Yes, she is. And no one should.

Somehow, somewhere, something happened. Something broke, irreversibly. Her pride and vanity are now dependent on others to get things done. She has big plans that are pure escapism, a dream of moving from one hoarder’s den into another. She can’t stand the sight of her thinning hair and the fact that she has to apply tons of make-up to hide whatever she only sees and no one else cares about. The age and wisdom that would have gotten her compassion and love from those surrounding her if she had only been kind, she has turned into toxicity. Others’ happiness mortifies her. She wants to be invited in, but she eggs your house instead. The howling emptiness of her hyper-filled home makes her lash out at beauty and love. Whoever wanted to help was alienated.

It is a desperation of the saddest magnitude. I should not be a threat, yet I am. I never asked for this kind of power, yet she threw it right in my lap. I could crush her with one word, one Macbeth look, or with silence, and I would feel filthy. It is a dialogue, a relation, a puzzle that my open heart never would have expected, or accepted.

She is looking for a different kind of water to live on, hoping it will save her, hoping she can save herself.

“Good luck with everything,” I say.


  1. Dear Chris, genius soul, it's writing like this that makes me want to write. I was humiliated—my vulnerabilities being aired like this. The muffled the hell did you hear it? Ha! I love this piece. And you!

    1. Leah, it was one of those days when life reads like fiction. And in true exploitative writerly fashion, I jumped right on it before my memory lost it, before my own breakages retrieved their masks. Can't wait to talk to you, fantastic woman.

  2. Life has been dominated by serious injury & illness for the last 19 months or so. As a result I tend to feel distracted and disinterested about most anything BUT my own selfish needs. Until now, that is....I too love this and how your writing always takes me to an adventuresome place....light years beyond where I've ever been before. So good to hear from you again.

    1. Dear T,
      I have been very quiet on your blog, but faithfully following in the background, as always. It is difficult to find words that could match your perseverance. Your slow and steady road to clarity has been a revelation. I am humbled that anything I write resonates with you. Sending prayers and good wishes for you and Kim, hoping that things turn out for the best and that you find peace with your decisions. I will continue to read.

  3. That reminds me so much of my grandmother. Pregnant at 15, bore 4 children, didn't want nary a one of 'em and told them so.
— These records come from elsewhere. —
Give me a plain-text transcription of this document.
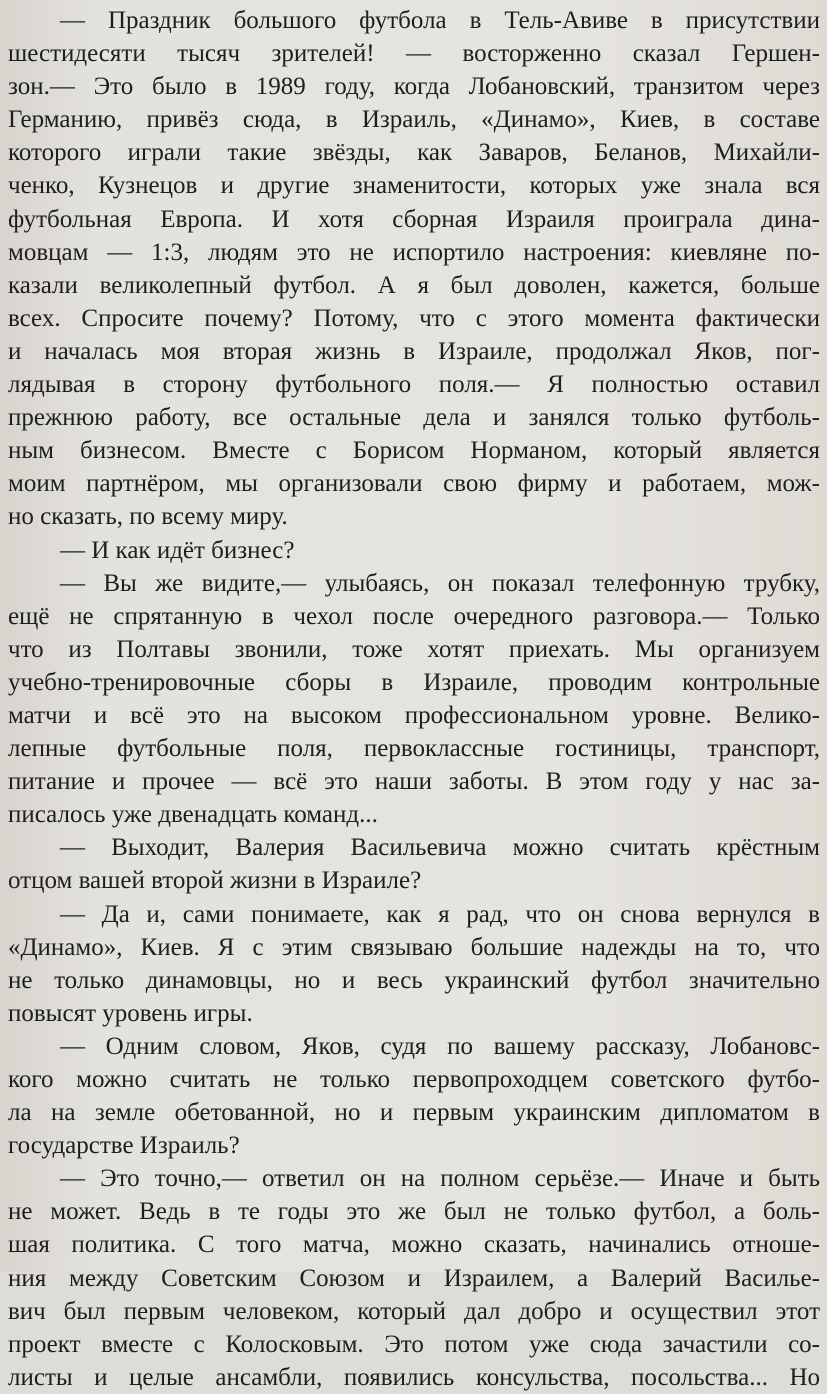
— Праздник большого футбола в Тель-Авиве в присутствии
шестидесяти тысяч зрителей! — восторженно сказал Гершен-
зон.— Это было в 1989 году, когда Лобановский, транзитом через
Германию, привёз сюда, в Израиль, «Динамо», Киев, в составе
которого играли такие звёзды, как Заваров, Беланов, Михайли-
ченко, Кузнецов и другие знаменитости, которых уже знала вся
футбольная Европа. И хотя сборная Израиля проиграла дина-
мовцам — 1:3, людям это не испортило настроения: киевляне по-
казали великолепный футбол. А я был доволен, кажется, больше
всех. Спросите почему? Потому, что с этого момента фактически
и началась моя вторая жизнь в Израиле, продолжал Яков, пог-
лядывая в сторону футбольного поля.— Я полностью оставил
прежнюю работу, все остальные дела и занялся только футболь-
ным бизнесом. Вместе с Борисом Норманом, который является
моим партнёром, мы организовали свою фирму и работаем, мож-
но сказать, по всему миру.
— И как идёт бизнес?
— Вы же видите,— улыбаясь, он показал телефонную трубку,
ещё не спрятанную в чехол после очередного разговора.— Только
что из Полтавы звонили, тоже хотят приехать. Мы организуем
учебно-тренировочные сборы в Израиле, проводим контрольные
матчи и всё это на высоком профессиональном уровне. Велико-
лепные футбольные поля, первоклассные гостиницы, транспорт,
питание и прочее — всё это наши заботы. В этом году у нас за-
писалось уже двенадцать команд...
— Выходит, Валерия Васильевича можно считать крёстным
отцом вашей второй жизни в Израиле?
— Да и, сами понимаете, как я рад, что он снова вернулся в
«Динамо», Киев. Я с этим связываю большие надежды на то, что
не только динамовцы, но и весь украинский футбол значительно
повысят уровень игры.
— Одним словом, Яков, судя по вашему рассказу, Лобановс-
кого можно считать не только первопроходцем советского футбо-
ла на земле обетованной, но и первым украинским дипломатом в
государстве Израиль?
— Это точно,— ответил он на полном серьёзе.— Иначе и быть
не может. Ведь в те годы это же был не только футбол, а боль-
шая политика. С того матча, можно сказать, начинались отноше-
ния между Советским Союзом и Израилем, а Валерий Василье-
вич был первым человеком, который дал добро и осуществил этот
проект вместе с Колосковым. Это потом уже сюда зачастили со-
листы и целые ансамбли, появились консульства, посольства... Но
She also used to say "Sex is for having babies and I'm not having anymore babies." I had to live with that old hag for 5 years while my mother finished college. When I married and moved away, I never spoke to her again. She was just a toxic person living in an emotional filth of her own creation. I stopped responding to her birthday cards, stopped answering the phone. I was a young mother and stressed enough already. I didn't need her chirping in my ear, too. She's probably one of the most hateful women I have ever met. As an adult, there are a million things I'd love to say to her. Pour it all out right in her selfish, empty lap. But somehow, when a woman tells her own children they were never wanted in the first place, I don't think she'd take the hint.

    1. I thought about pouring it in her lap, too. I couldn't, not for my sake but for his. It is not my place or wish to meddle where her family was estranged. Yesterday I ran into someone from high school, someone so very broken as well that he was beyond repair. He invaded my life, my past, my privacy, with all his ill-adapted, pathological uncouthness, and I waved him away. Sad for him, protective of myself.